Three Things I'm Scared Of Right Now

A new NBC/WSJ poll taken in the aftermath of the Donald Trump sexual assault comments has Hillary Clinton up a whopping 11 points in a four-way race (it jumps to 14 points in a two way). FiveThirtyEight has her chances of winning the presidency at 82%; Daily Kos Elections has her at 94% (and while I wouldn't normally trust a partisan site like Daily Kos, DK Elections is the successor to the old "Swing State Project" site -- a group I very much trust and whom I'm found to be eminently impartial and reliable in their electoral analysis). The polls look good, and that makes me feel good.
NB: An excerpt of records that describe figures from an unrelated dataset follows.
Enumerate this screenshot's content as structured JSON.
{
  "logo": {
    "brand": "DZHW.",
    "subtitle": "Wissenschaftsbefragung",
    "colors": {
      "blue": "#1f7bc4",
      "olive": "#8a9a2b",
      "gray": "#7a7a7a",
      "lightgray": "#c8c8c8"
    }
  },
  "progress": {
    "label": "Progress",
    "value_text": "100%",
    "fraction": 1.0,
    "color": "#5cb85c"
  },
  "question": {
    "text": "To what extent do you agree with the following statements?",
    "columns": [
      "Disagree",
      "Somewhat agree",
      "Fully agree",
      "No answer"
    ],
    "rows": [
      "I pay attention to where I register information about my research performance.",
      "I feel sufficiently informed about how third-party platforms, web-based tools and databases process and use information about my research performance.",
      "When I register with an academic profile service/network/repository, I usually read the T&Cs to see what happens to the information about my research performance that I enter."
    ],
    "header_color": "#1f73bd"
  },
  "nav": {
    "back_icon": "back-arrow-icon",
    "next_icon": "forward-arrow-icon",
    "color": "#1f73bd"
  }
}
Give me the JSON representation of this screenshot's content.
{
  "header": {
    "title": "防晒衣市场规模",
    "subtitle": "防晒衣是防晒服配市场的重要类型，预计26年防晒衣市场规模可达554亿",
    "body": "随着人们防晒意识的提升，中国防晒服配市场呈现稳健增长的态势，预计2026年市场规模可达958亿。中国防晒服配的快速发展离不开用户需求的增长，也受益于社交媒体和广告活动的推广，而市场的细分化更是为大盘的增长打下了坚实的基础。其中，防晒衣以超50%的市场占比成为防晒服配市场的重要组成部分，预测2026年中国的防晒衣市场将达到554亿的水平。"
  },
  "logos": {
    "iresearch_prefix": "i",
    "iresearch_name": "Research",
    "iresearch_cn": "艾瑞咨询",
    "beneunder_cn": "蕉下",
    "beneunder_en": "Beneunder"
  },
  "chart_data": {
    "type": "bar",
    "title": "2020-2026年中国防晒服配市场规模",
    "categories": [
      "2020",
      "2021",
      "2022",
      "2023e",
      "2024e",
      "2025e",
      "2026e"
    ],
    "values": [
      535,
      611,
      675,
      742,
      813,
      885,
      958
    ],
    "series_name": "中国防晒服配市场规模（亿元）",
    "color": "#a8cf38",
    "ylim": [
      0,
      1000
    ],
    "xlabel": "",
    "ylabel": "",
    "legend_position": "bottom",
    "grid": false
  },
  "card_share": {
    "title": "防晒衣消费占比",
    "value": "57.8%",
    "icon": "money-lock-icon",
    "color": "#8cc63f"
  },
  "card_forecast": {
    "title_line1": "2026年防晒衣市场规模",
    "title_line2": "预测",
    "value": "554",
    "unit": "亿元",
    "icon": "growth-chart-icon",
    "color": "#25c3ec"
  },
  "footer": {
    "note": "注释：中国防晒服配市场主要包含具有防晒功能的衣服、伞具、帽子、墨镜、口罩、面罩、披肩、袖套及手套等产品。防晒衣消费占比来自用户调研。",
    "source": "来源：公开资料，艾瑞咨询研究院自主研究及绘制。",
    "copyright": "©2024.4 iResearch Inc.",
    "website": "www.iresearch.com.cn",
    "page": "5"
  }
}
But still worried. Here are three things that will keep me up at night until the moment Hillary Clinton gets a check mark next to her name on election day.

(1) From Brexit to the Columbia peace deal, this year it seems like polls have consistently underestimated the electoral allure of right-wing resentment. Do they underestimate it by enough to overcome an ever-widening Clinton lead -- and Clinton's far superior campaign organization and ground game? I don't think so, but who knows? This one boils down to "can I trust the polls", and while the answer to that isn't always yes, it's never reliably no, so I'm trying to put this one aside.
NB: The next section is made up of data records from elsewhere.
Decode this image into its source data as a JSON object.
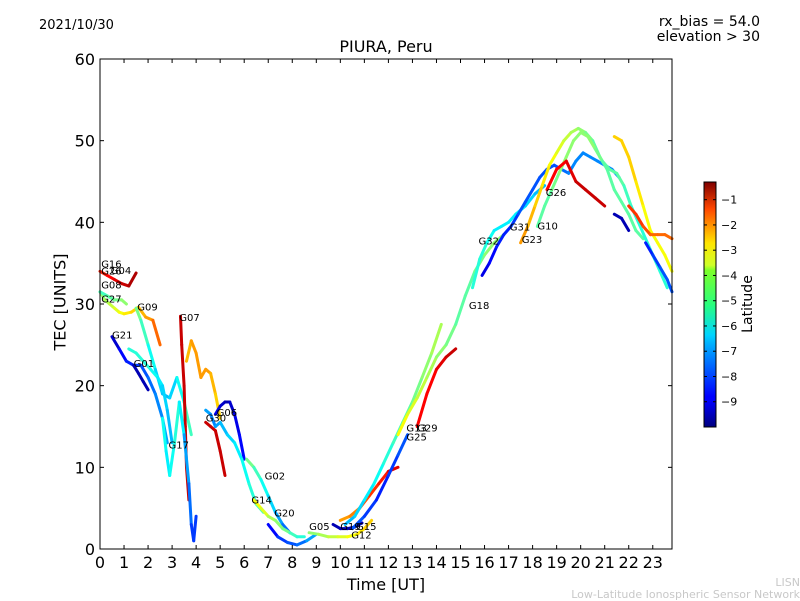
{
  "header": {
    "date": "2021/10/30",
    "rx_bias": "rx_bias = 54.0",
    "elevation": "elevation > 30"
  },
  "footer": {
    "line1": "LISN",
    "line2": "Low-Latitude Ionospheric Sensor Network"
  },
  "chart_data": {
    "type": "scatter",
    "title": "PIURA, Peru",
    "xlabel": "Time [UT]",
    "ylabel": "TEC [UNITS]",
    "xlim": [
      0,
      23.8
    ],
    "ylim": [
      0,
      60
    ],
    "x_ticks": [
      "0",
      "1",
      "2",
      "3",
      "4",
      "5",
      "6",
      "7",
      "8",
      "9",
      "10",
      "11",
      "12",
      "13",
      "14",
      "15",
      "16",
      "17",
      "18",
      "19",
      "20",
      "21",
      "22",
      "23"
    ],
    "y_ticks": [
      "0",
      "10",
      "20",
      "30",
      "40",
      "50",
      "60"
    ],
    "grid": false,
    "colorbar": {
      "label": "Latitude",
      "range": [
        -10,
        -0.3
      ],
      "ticks": [
        "-1",
        "-2",
        "-3",
        "-4",
        "-5",
        "-6",
        "-7",
        "-8",
        "-9"
      ],
      "colormap": "jet",
      "placement": "right"
    },
    "satellite_labels": [
      {
        "name": "G16",
        "x": 0.05,
        "y": 34.5
      },
      {
        "name": "G26",
        "x": 0.05,
        "y": 33.6
      },
      {
        "name": "G04",
        "x": 0.45,
        "y": 33.7
      },
      {
        "name": "G08",
        "x": 0.05,
        "y": 31.9
      },
      {
        "name": "G27",
        "x": 0.05,
        "y": 30.2
      },
      {
        "name": "G09",
        "x": 1.55,
        "y": 29.2
      },
      {
        "name": "G07",
        "x": 3.3,
        "y": 27.9
      },
      {
        "name": "G21",
        "x": 0.5,
        "y": 25.8
      },
      {
        "name": "G01",
        "x": 1.4,
        "y": 22.3
      },
      {
        "name": "G17",
        "x": 2.85,
        "y": 12.3
      },
      {
        "name": "G30",
        "x": 4.4,
        "y": 15.6
      },
      {
        "name": "G06",
        "x": 4.85,
        "y": 16.3
      },
      {
        "name": "G02",
        "x": 6.85,
        "y": 8.5
      },
      {
        "name": "G14",
        "x": 6.3,
        "y": 5.6
      },
      {
        "name": "G20",
        "x": 7.25,
        "y": 4.0
      },
      {
        "name": "G05",
        "x": 8.7,
        "y": 2.3
      },
      {
        "name": "G19",
        "x": 10.0,
        "y": 2.3
      },
      {
        "name": "G15",
        "x": 10.65,
        "y": 2.3
      },
      {
        "name": "G12",
        "x": 10.45,
        "y": 1.3
      },
      {
        "name": "G13",
        "x": 12.75,
        "y": 14.4
      },
      {
        "name": "G29",
        "x": 13.2,
        "y": 14.4
      },
      {
        "name": "G25",
        "x": 12.75,
        "y": 13.3
      },
      {
        "name": "G18",
        "x": 15.35,
        "y": 29.4
      },
      {
        "name": "G32",
        "x": 15.75,
        "y": 37.3
      },
      {
        "name": "G31",
        "x": 17.05,
        "y": 39.0
      },
      {
        "name": "G23",
        "x": 17.55,
        "y": 37.5
      },
      {
        "name": "G10",
        "x": 18.2,
        "y": 39.1
      },
      {
        "name": "G26",
        "x": 18.55,
        "y": 43.2
      }
    ],
    "series": [
      {
        "id": "G04",
        "x": [
          0.0,
          0.2,
          0.4,
          0.6,
          0.8,
          1.0,
          1.3,
          1.6,
          1.9,
          2.2,
          2.5
        ],
        "y": [
          31.5,
          30.5,
          30.0,
          29.5,
          29.0,
          28.8,
          29.0,
          29.6,
          28.4,
          28.0,
          25.0
        ],
        "lat": [
          -5,
          -5,
          -4.5,
          -4.5,
          -4,
          -4,
          -3.5,
          -3.5,
          -3,
          -3,
          -2
        ]
      },
      {
        "id": "G16",
        "x": [
          0.0,
          0.3,
          0.6,
          0.9,
          1.2,
          1.5
        ],
        "y": [
          34.0,
          33.5,
          33.0,
          32.5,
          32.2,
          33.8
        ],
        "lat": [
          -2,
          -1.5,
          -1.5,
          -1,
          -1,
          -0.5
        ]
      },
      {
        "id": "G08",
        "x": [
          0.0,
          0.3,
          0.6,
          0.9,
          1.1
        ],
        "y": [
          31.5,
          31.0,
          30.5,
          30.5,
          30.0
        ],
        "lat": [
          -6,
          -5.5,
          -5.5,
          -5,
          -5
        ]
      },
      {
        "id": "G21",
        "x": [
          0.5,
          0.8,
          1.1,
          1.4,
          1.7,
          2.0,
          2.3,
          2.6,
          2.8
        ],
        "y": [
          26.0,
          24.5,
          23.0,
          22.5,
          22.5,
          21.0,
          19.0,
          16.0,
          13.0
        ],
        "lat": [
          -9.5,
          -9,
          -8.5,
          -8.5,
          -8,
          -8,
          -7.5,
          -7.5,
          -7
        ]
      },
      {
        "id": "G01",
        "x": [
          1.4,
          1.6,
          1.8,
          2.0
        ],
        "y": [
          22.5,
          21.5,
          20.5,
          19.5
        ],
        "lat": [
          -9.5,
          -9.5,
          -9.5,
          -9.5
        ]
      },
      {
        "id": "G09",
        "x": [
          1.5,
          1.7,
          2.0,
          2.3,
          2.6,
          2.9,
          3.2,
          3.5,
          3.8
        ],
        "y": [
          29.5,
          28.0,
          25.0,
          22.0,
          19.0,
          18.5,
          21.0,
          18.0,
          14.0
        ],
        "lat": [
          -5,
          -5.5,
          -6,
          -6.5,
          -7,
          -7,
          -6.5,
          -6,
          -5.5
        ]
      },
      {
        "id": "G27",
        "x": [
          1.2,
          1.5,
          1.8,
          2.1,
          2.4,
          2.6,
          2.8,
          3.0
        ],
        "y": [
          24.5,
          24.0,
          23.0,
          22.0,
          21.0,
          20.0,
          17.0,
          13.0
        ],
        "lat": [
          -6,
          -6,
          -6,
          -6,
          -6.5,
          -6.5,
          -7,
          -7
        ]
      },
      {
        "id": "G07",
        "x": [
          3.35,
          3.4,
          3.5,
          3.55,
          3.6,
          3.7
        ],
        "y": [
          28.5,
          25.0,
          20.0,
          15.0,
          10.0,
          6.0
        ],
        "lat": [
          -1,
          -1,
          -1,
          -1,
          -1,
          -1
        ]
      },
      {
        "id": "G17",
        "x": [
          2.6,
          2.75,
          2.9,
          3.1,
          3.3,
          3.5,
          3.7,
          3.8,
          3.9,
          4.0
        ],
        "y": [
          16.0,
          12.0,
          9.0,
          13.0,
          18.0,
          14.0,
          8.0,
          3.0,
          1.0,
          4.0
        ],
        "lat": [
          -6,
          -6.5,
          -6.5,
          -6,
          -6,
          -7,
          -7.5,
          -8,
          -8.5,
          -8
        ]
      },
      {
        "id": "G07b",
        "x": [
          3.6,
          3.8,
          4.0,
          4.2,
          4.4,
          4.6,
          4.8,
          5.0
        ],
        "y": [
          23.0,
          25.5,
          24.0,
          21.0,
          22.0,
          21.5,
          19.0,
          16.0
        ],
        "lat": [
          -3.5,
          -3,
          -3,
          -3,
          -3,
          -3,
          -3.5,
          -3.5
        ]
      },
      {
        "id": "G30",
        "x": [
          4.4,
          4.6,
          4.8,
          5.0,
          5.2
        ],
        "y": [
          15.5,
          15.0,
          14.5,
          12.0,
          9.0
        ],
        "lat": [
          -1,
          -1,
          -1,
          -1,
          -1
        ]
      },
      {
        "id": "G06",
        "x": [
          4.8,
          5.0,
          5.2,
          5.4,
          5.6,
          5.8,
          6.0
        ],
        "y": [
          16.5,
          17.5,
          18.0,
          18.0,
          16.5,
          14.0,
          11.0
        ],
        "lat": [
          -9,
          -9,
          -9.5,
          -9.5,
          -9,
          -9,
          -8.5
        ]
      },
      {
        "id": "G14",
        "x": [
          4.4,
          4.6,
          4.8,
          5.0,
          5.3,
          5.6,
          5.9,
          6.2,
          6.5,
          6.8
        ],
        "y": [
          17.0,
          16.5,
          15.0,
          15.5,
          14.0,
          13.0,
          11.0,
          8.0,
          5.5,
          4.5
        ],
        "lat": [
          -7,
          -7.5,
          -7.5,
          -7,
          -7,
          -6.5,
          -6.5,
          -6,
          -6,
          -5.5
        ]
      },
      {
        "id": "G02",
        "x": [
          6.1,
          6.4,
          6.7,
          7.0,
          7.3,
          7.6,
          7.9
        ],
        "y": [
          11.0,
          10.0,
          8.5,
          6.5,
          4.5,
          3.0,
          2.0
        ],
        "lat": [
          -5,
          -5.5,
          -6,
          -6.5,
          -7,
          -7.5,
          -8
        ]
      },
      {
        "id": "G20",
        "x": [
          6.4,
          6.7,
          7.0,
          7.3,
          7.6,
          7.9,
          8.2,
          8.5
        ],
        "y": [
          6.0,
          5.0,
          4.0,
          3.5,
          2.5,
          2.0,
          1.5,
          1.5
        ],
        "lat": [
          -4,
          -4,
          -4.5,
          -5,
          -5,
          -5.5,
          -6,
          -6
        ]
      },
      {
        "id": "G05",
        "x": [
          7.0,
          7.4,
          7.8,
          8.2,
          8.6,
          9.0
        ],
        "y": [
          3.0,
          1.5,
          0.8,
          0.5,
          1.0,
          1.8
        ],
        "lat": [
          -9,
          -8.5,
          -8,
          -8,
          -7.5,
          -7
        ]
      },
      {
        "id": "G12",
        "x": [
          8.7,
          9.1,
          9.5,
          9.9,
          10.3,
          10.7,
          11.0,
          11.3
        ],
        "y": [
          2.0,
          1.8,
          1.5,
          1.5,
          1.5,
          1.8,
          2.5,
          3.5
        ],
        "lat": [
          -5,
          -5,
          -4.5,
          -4.5,
          -4,
          -4,
          -3.5,
          -3.5
        ]
      },
      {
        "id": "G19",
        "x": [
          9.7,
          10.0,
          10.3,
          10.6,
          10.9
        ],
        "y": [
          3.0,
          2.5,
          2.5,
          2.7,
          3.2
        ],
        "lat": [
          -9.5,
          -9.5,
          -9.5,
          -9.5,
          -9.5
        ]
      },
      {
        "id": "G15",
        "x": [
          10.0,
          10.4,
          10.8,
          11.2,
          11.6,
          12.0,
          12.4
        ],
        "y": [
          3.5,
          4.0,
          5.0,
          6.5,
          8.0,
          9.5,
          10.0
        ],
        "lat": [
          -3,
          -3,
          -2.5,
          -2,
          -2,
          -1.5,
          -1
        ]
      },
      {
        "id": "G13",
        "x": [
          10.2,
          10.6,
          11.0,
          11.4,
          11.8,
          12.2,
          12.6,
          13.0,
          13.4,
          13.8,
          14.2
        ],
        "y": [
          3.0,
          4.0,
          6.0,
          8.0,
          10.5,
          13.0,
          15.5,
          18.0,
          21.0,
          24.0,
          27.5
        ],
        "lat": [
          -7,
          -7,
          -6.5,
          -6.5,
          -6,
          -6,
          -5.5,
          -5.5,
          -5,
          -5,
          -4.5
        ]
      },
      {
        "id": "G25",
        "x": [
          10.5,
          11.0,
          11.5,
          12.0,
          12.4,
          12.8
        ],
        "y": [
          2.5,
          4.0,
          6.0,
          9.0,
          11.5,
          14.0
        ],
        "lat": [
          -8,
          -8,
          -8.5,
          -8.5,
          -8,
          -8
        ]
      },
      {
        "id": "G29",
        "x": [
          13.2,
          13.6,
          14.0,
          14.4,
          14.8
        ],
        "y": [
          15.0,
          19.0,
          22.0,
          23.5,
          24.5
        ],
        "lat": [
          -1.5,
          -1.5,
          -1.5,
          -1,
          -1
        ]
      },
      {
        "id": "G18",
        "x": [
          12.4,
          12.8,
          13.2,
          13.6,
          14.0,
          14.4,
          14.8,
          15.2,
          15.6,
          16.0,
          16.4,
          16.8
        ],
        "y": [
          14.0,
          16.5,
          18.5,
          21.0,
          23.5,
          25.0,
          27.5,
          31.0,
          34.0,
          36.0,
          37.5,
          38.5
        ],
        "lat": [
          -4,
          -4,
          -4.5,
          -4.5,
          -5,
          -5,
          -5.5,
          -5.5,
          -5.5,
          -5,
          -5,
          -5
        ]
      },
      {
        "id": "G32",
        "x": [
          15.5,
          15.8,
          16.1,
          16.4,
          16.7,
          17.0,
          17.3,
          17.7,
          18.1,
          18.5
        ],
        "y": [
          32.0,
          35.5,
          37.5,
          39.0,
          39.5,
          40.0,
          41.0,
          42.0,
          43.5,
          44.5
        ],
        "lat": [
          -6,
          -6,
          -6,
          -6.5,
          -6.5,
          -6.5,
          -6.5,
          -6.5,
          -7,
          -7
        ]
      },
      {
        "id": "G31",
        "x": [
          15.9,
          16.2,
          16.5,
          16.8,
          17.1,
          17.4,
          17.7,
          18.0,
          18.3,
          18.6,
          18.9,
          19.2,
          19.5,
          19.8,
          20.1,
          20.4,
          20.7,
          21.0,
          21.3,
          21.6
        ],
        "y": [
          33.5,
          35.0,
          37.0,
          38.5,
          39.5,
          41.0,
          42.5,
          44.0,
          45.5,
          46.5,
          47.0,
          46.5,
          46.0,
          47.5,
          48.5,
          48.0,
          47.5,
          47.0,
          46.5,
          45.5
        ],
        "lat": [
          -9,
          -9,
          -8.5,
          -8.5,
          -8.5,
          -8,
          -8,
          -8,
          -8,
          -8,
          -8,
          -8,
          -7.5,
          -7.5,
          -7.5,
          -7.5,
          -7.5,
          -7.5,
          -7.5,
          -7.5
        ]
      },
      {
        "id": "G23",
        "x": [
          17.5,
          17.8,
          18.1,
          18.4,
          18.7,
          19.0,
          19.3,
          19.6,
          19.9,
          20.2,
          20.5,
          20.8,
          21.1,
          21.4,
          21.7,
          22.0,
          22.3,
          22.6
        ],
        "y": [
          37.5,
          39.5,
          42.0,
          44.5,
          47.0,
          48.5,
          50.0,
          51.0,
          51.5,
          51.0,
          50.0,
          48.0,
          46.5,
          44.0,
          42.5,
          41.0,
          39.0,
          38.0
        ],
        "lat": [
          -3,
          -3,
          -3.5,
          -3.5,
          -4,
          -4,
          -4.5,
          -4.5,
          -5,
          -5,
          -5.5,
          -5.5,
          -5.5,
          -5.5,
          -5.5,
          -5.5,
          -5.5,
          -5.5
        ]
      },
      {
        "id": "G10",
        "x": [
          18.2,
          18.5,
          18.8,
          19.1,
          19.4,
          19.7,
          20.0,
          20.3,
          20.6,
          20.9,
          21.2,
          21.5,
          21.8,
          22.1,
          22.4,
          22.7,
          23.0,
          23.3,
          23.6
        ],
        "y": [
          39.5,
          42.0,
          44.0,
          46.0,
          48.0,
          50.0,
          51.0,
          50.5,
          49.0,
          47.5,
          46.5,
          46.0,
          44.5,
          42.0,
          40.0,
          38.0,
          36.0,
          34.0,
          32.0
        ],
        "lat": [
          -5.5,
          -5.5,
          -5.5,
          -5,
          -5,
          -5,
          -5,
          -5,
          -5,
          -5.5,
          -5.5,
          -5.5,
          -5.5,
          -6,
          -6,
          -6,
          -6,
          -6,
          -6
        ]
      },
      {
        "id": "G26",
        "x": [
          18.6,
          19.0,
          19.4,
          19.8,
          20.2,
          20.6,
          21.0
        ],
        "y": [
          44.0,
          46.5,
          47.5,
          45.0,
          44.0,
          43.0,
          42.0
        ],
        "lat": [
          -1.5,
          -1.5,
          -1.5,
          -1,
          -1,
          -1,
          -1
        ]
      },
      {
        "id": "G10b",
        "x": [
          21.4,
          21.7,
          22.0,
          22.3,
          22.6,
          22.9,
          23.2,
          23.5,
          23.8
        ],
        "y": [
          50.5,
          50.0,
          48.0,
          45.0,
          42.0,
          39.0,
          37.5,
          36.0,
          34.0
        ],
        "lat": [
          -3.5,
          -3.5,
          -3.5,
          -3.5,
          -4,
          -4,
          -4,
          -4,
          -4
        ]
      },
      {
        "id": "G16b",
        "x": [
          21.4,
          21.7,
          22.0
        ],
        "y": [
          41.0,
          40.5,
          39.0
        ],
        "lat": [
          -9.5,
          -9.5,
          -9.5
        ]
      },
      {
        "id": "G27b",
        "x": [
          22.0,
          22.3,
          22.6,
          22.9,
          23.2,
          23.5,
          23.8
        ],
        "y": [
          42.0,
          41.0,
          39.5,
          38.5,
          38.5,
          38.5,
          38.0
        ],
        "lat": [
          -2,
          -2,
          -2,
          -2.5,
          -2.5,
          -2.5,
          -2.5
        ]
      },
      {
        "id": "G08b",
        "x": [
          22.7,
          23.0,
          23.3,
          23.6,
          23.8
        ],
        "y": [
          37.5,
          36.0,
          34.5,
          33.0,
          31.5
        ],
        "lat": [
          -8.5,
          -8.5,
          -8,
          -8,
          -8
        ]
      }
    ]
  }
}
(2) If Trump wins, how much unrest will we see in America's streets? Trump's "Second Amendment" comment raised the question of whether his supporters would even accept a Clinton election (and it took a long time for him to say if he'd do so when answering that question directly in the first debate). But there is a simmering mix of anger and fear of a Trump presidency in many corners of America too -- anger that America has not been living up to its promises of equal justice under law, and fear that Trump is the manifestation of White Americans preference that we continue not to do so. If there are marches or demonstrations in American urban centers, we could see a genuine, military-style crackdown from a Trump administration. It's not like he has much care or respect for the bounds of law.
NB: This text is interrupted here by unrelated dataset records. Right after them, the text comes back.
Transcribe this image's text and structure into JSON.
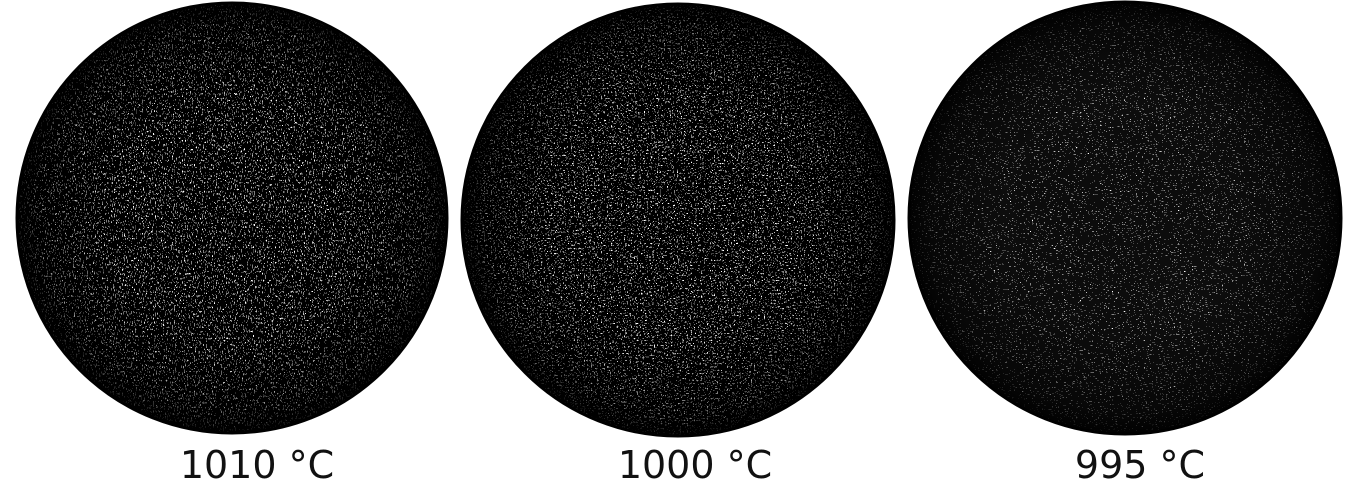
{
  "panels": [
    {
      "label": "1010 °C"
    },
    {
      "label": "1000 °C"
    },
    {
      "label": "995 °C"
    }
  ]
}
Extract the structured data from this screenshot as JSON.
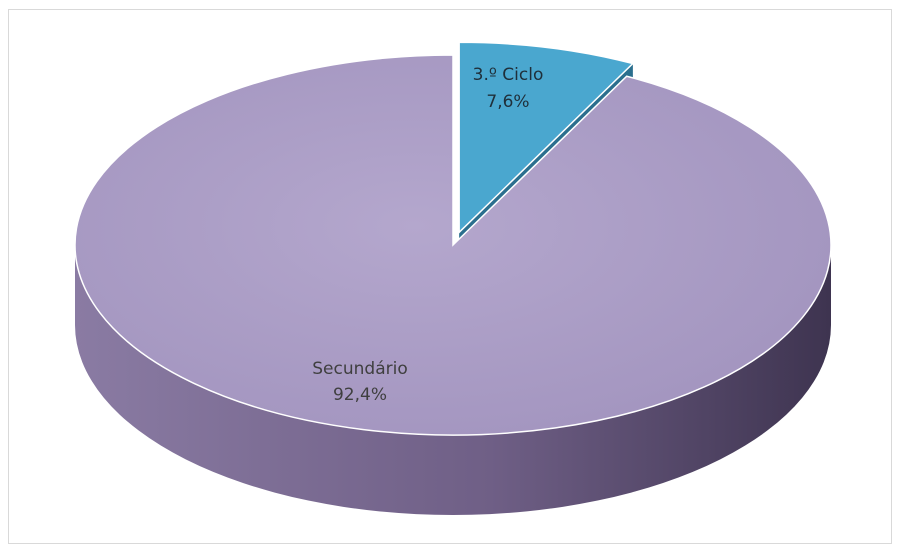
{
  "chart_data": {
    "type": "pie",
    "style": "3d-exploded",
    "slices": [
      {
        "name": "Secundário",
        "value": 92.4,
        "label": "92,4%",
        "color": "#a99bc4",
        "side_color": "#6f5f86"
      },
      {
        "name": "3.º Ciclo",
        "value": 7.6,
        "label": "7,6%",
        "color": "#4aa7cf",
        "side_color": "#2b6f8e"
      }
    ],
    "legend": "none",
    "title": ""
  }
}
(3) Russians hacking the polling machines. This one might be my greatest fear, because even if we catch it, it would still throw our nation into chaos without clear route to recovery. The risk is real, and I'm honestly not sure why Russia wouldn't try it. Imagine how it would play out: We start seeing suspiciously high Trump numbers in precincts he shouldn't be close in. The President and the head of the CIA announce that they are sure that the polling machines have been compromised by a Russian intrusion. Does anyone think any Republican would believe it? They'd immediately go in on how Obama and Hillary are trying to steal the election! Even if the evidence of Russian tampering is clear, it will no doubt be technical and not amenable to "smoking gun" images or videos. Circumstances like this require trust in our governmental institutions, and the rise of Donald Trump is the rise of a large swath of Americans who have been willing to believe anything and everything about Obama, Clinton, and the entire federal government. There's no way they'd accept a hacking story, even if it was entirely true


Anonymous said...

Just responding to concern #1:

The Brexit polling was too close to call going into voting day and in fact showed Brexit winning over Remain in the polls where there was a clear leader. FARC deal had too many polling issues (hard to poll heavily rural areas w/ minimal access) to be accurately forecasted. We have an entirely different situation from both here.

Gabe said...

In addition to the above comment, I'd also note that Trump tended to underperform his polling in the primaries, and did poorly among late-deciding voters-- both of which seem to undercut the notion that Trump has some massive hidden support base among non-traditional voters that goes systematically undetected by the polls but materializes on Election Day.